While the solutions to our hydrocarbon addiction already exist, however, there is more to the transition than just overcoming the short-sightedness and greed of the transnational corporations which oppose the transition. We must also cure ourselves of the delusion that a society based on the wasteful overconsumption of energy, such as our own, is sustainable over the long term.

Private automobiles are pretty much the most wasteful and inefficient transportation system imaginable from an ecological perspective (which judges "efficiency" in terms of the energy and materials expended to accomplish a particular task). The same can be said of the global production and distribution system which has come to dominate the planet through the efforts of the centralized planners who control transnational corporations. The fact is, both have been made possible-temporarily at least-only by the presence of cheap and abundant fossil fuels. Neither are sustainable without them.

Thus, while the hydrogen economy described above is clean and sustainable, and can meet our energy needs, it will require the transformation of our society's material culture in two crucial ways, both of which will drastically reduce our energy consumption.

First, private automobiles must be replaced by public transportation to the greatest degree possible, and as quickly as possible. Second, the global production and distribution network designed by the centralized planners must be replaced by a decentralized system. This system must make use of local materials to meet local needs to the greatest degree possible.

Both public transportation and decentralization of the economy make far more efficient use of both energy and materials. Both would also go a long way to curing our hydrocarbon addiction, and both would allow us to begin to move beyond our current society's patterns of wasteful, unsustainable overconsumption.

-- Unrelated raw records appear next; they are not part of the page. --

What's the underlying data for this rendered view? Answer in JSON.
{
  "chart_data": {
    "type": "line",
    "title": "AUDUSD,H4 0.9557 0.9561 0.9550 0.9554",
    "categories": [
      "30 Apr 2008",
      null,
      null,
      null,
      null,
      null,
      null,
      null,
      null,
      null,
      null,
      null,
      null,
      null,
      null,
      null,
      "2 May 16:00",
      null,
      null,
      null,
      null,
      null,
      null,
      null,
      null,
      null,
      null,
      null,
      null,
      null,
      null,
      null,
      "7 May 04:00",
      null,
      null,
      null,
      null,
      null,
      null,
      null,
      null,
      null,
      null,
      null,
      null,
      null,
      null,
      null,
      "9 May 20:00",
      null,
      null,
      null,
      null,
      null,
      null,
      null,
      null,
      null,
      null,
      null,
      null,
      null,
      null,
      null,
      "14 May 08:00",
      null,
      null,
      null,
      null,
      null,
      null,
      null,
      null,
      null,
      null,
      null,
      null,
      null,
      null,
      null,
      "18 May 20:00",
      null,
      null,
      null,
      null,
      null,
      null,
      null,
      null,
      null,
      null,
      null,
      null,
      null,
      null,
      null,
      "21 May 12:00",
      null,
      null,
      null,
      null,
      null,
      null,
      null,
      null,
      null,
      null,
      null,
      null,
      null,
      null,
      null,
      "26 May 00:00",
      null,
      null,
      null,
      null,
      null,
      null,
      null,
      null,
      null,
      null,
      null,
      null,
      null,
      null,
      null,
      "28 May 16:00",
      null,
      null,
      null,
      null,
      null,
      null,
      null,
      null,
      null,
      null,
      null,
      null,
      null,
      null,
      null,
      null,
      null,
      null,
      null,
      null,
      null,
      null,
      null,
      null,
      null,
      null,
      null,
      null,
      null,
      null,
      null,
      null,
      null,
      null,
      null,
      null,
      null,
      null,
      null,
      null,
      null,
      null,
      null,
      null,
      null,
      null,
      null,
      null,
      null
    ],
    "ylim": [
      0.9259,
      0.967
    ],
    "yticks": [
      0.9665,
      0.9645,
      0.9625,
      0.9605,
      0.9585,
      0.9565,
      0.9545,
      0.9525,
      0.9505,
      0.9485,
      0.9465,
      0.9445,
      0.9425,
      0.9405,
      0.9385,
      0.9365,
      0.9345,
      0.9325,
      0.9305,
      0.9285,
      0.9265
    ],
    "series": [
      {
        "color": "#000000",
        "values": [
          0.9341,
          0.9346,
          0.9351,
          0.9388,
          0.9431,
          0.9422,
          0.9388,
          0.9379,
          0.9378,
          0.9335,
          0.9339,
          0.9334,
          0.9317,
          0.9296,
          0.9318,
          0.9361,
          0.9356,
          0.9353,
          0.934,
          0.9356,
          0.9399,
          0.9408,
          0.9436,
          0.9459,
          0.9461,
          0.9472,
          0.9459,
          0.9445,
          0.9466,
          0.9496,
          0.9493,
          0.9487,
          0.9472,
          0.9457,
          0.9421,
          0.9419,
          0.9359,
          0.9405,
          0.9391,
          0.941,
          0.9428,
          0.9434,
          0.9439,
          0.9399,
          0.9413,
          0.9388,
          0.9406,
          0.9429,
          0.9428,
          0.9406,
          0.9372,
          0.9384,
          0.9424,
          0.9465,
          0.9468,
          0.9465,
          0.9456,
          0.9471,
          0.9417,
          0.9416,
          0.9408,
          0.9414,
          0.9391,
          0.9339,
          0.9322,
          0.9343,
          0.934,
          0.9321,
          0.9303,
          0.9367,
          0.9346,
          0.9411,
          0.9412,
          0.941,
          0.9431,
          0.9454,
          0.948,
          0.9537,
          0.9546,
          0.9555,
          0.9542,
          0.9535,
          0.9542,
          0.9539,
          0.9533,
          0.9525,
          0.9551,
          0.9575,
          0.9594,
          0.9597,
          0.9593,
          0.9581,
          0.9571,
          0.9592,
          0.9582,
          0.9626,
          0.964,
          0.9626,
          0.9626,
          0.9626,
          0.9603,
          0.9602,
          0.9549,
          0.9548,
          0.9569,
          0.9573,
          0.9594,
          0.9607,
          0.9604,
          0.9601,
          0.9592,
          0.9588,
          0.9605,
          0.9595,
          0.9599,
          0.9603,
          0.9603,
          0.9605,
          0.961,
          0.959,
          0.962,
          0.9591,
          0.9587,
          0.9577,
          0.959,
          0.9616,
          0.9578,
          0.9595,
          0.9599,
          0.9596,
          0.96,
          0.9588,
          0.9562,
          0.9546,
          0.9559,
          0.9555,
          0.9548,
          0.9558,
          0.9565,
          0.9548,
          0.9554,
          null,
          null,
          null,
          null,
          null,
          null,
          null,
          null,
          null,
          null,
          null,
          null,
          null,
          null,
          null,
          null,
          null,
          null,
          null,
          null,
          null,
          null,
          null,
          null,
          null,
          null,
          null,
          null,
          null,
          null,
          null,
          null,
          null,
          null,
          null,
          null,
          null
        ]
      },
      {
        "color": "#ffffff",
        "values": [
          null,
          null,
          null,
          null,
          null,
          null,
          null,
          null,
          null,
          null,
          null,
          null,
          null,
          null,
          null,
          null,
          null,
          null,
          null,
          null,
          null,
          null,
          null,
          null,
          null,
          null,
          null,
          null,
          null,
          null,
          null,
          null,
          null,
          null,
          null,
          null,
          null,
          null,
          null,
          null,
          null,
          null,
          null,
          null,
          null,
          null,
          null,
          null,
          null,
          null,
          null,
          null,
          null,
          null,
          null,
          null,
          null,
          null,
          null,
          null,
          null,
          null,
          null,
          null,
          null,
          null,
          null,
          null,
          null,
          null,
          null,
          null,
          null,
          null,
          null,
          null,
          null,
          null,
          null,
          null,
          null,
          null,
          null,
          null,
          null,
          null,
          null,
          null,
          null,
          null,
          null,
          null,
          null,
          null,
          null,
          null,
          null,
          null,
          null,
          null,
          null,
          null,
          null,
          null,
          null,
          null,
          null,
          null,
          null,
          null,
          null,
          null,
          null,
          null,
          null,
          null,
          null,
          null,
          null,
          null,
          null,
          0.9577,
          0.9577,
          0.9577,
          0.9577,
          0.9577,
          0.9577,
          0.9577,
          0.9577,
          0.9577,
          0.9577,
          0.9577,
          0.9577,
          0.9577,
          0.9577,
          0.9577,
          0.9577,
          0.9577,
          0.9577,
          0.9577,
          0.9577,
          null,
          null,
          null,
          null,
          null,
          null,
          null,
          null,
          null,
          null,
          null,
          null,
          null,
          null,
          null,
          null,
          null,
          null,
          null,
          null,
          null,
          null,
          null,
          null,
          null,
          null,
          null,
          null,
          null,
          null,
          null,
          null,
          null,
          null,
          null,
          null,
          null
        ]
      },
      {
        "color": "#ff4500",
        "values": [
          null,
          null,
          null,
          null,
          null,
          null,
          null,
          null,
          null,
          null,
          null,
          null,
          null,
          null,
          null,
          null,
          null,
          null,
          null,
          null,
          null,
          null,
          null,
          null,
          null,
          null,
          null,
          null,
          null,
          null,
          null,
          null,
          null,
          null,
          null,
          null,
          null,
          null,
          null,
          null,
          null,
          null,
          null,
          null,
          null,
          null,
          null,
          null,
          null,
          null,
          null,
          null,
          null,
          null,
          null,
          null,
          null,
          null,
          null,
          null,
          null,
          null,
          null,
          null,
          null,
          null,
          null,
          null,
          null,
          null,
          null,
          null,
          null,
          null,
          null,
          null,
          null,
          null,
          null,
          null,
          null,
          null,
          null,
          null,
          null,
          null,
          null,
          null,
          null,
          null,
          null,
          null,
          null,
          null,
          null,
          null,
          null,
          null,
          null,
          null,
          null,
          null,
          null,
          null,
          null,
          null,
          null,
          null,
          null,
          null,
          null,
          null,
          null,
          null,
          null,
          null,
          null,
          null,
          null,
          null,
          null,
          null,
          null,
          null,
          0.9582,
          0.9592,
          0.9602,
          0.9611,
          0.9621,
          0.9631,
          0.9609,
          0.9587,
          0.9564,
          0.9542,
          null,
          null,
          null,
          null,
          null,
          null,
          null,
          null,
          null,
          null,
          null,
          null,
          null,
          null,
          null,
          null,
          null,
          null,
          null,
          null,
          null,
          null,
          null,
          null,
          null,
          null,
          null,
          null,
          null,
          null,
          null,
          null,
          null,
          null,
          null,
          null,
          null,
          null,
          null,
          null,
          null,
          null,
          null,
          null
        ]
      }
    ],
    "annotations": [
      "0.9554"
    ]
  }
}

The key to promoting this transition is simple. It involves a shifting of subsidies from coal and oil-which we know to be both unsustainable and ecologically destructive-to clean and sustainable energy technologies, including both the hydrogen economy, and public transportation. After all, only a fool would assume that curing an addiction would be either easy or simple. And hydrocarbons are the heroin flowing through our society's veins.

References, additional reading:

Colin J. Campbell & Jean Laherrere (1998) "The End of Cheap Oil," Scientific American, March.

Seth Dunn, (1999) "King Coal's Weakening Grip On Power," World Watch, September/October.

Seth Dunn, (2000) "The Hydrogen Experiment," World Watch November-December.

Christopher Flavin (1999) "Bull Market In Wind Energy," World Watch, March/April.

Robert W. Kates (2000) "Population & Consumption: What We Know, What We Need to Know," Environment, April.

Michael Renner (2001) "Going To Work For Wind Power," World Watch, January/February.

Richard Rosentreter (2000) "Oil, Profit$, and the Question of Alternative Energy," /The Humanist/, September-October.

E. F. Schumacher (1973) Small Is Beautiful: Economics As If People Mattered, Harper & Row.

Eric Weltman, (2000) "Here Comes the Sun: What Ever Happened to Solar Energy?"
In These Times, February 7.

William Underhill (2002) "Beyond Oil: The Future of Energy," Newsweek, April 15.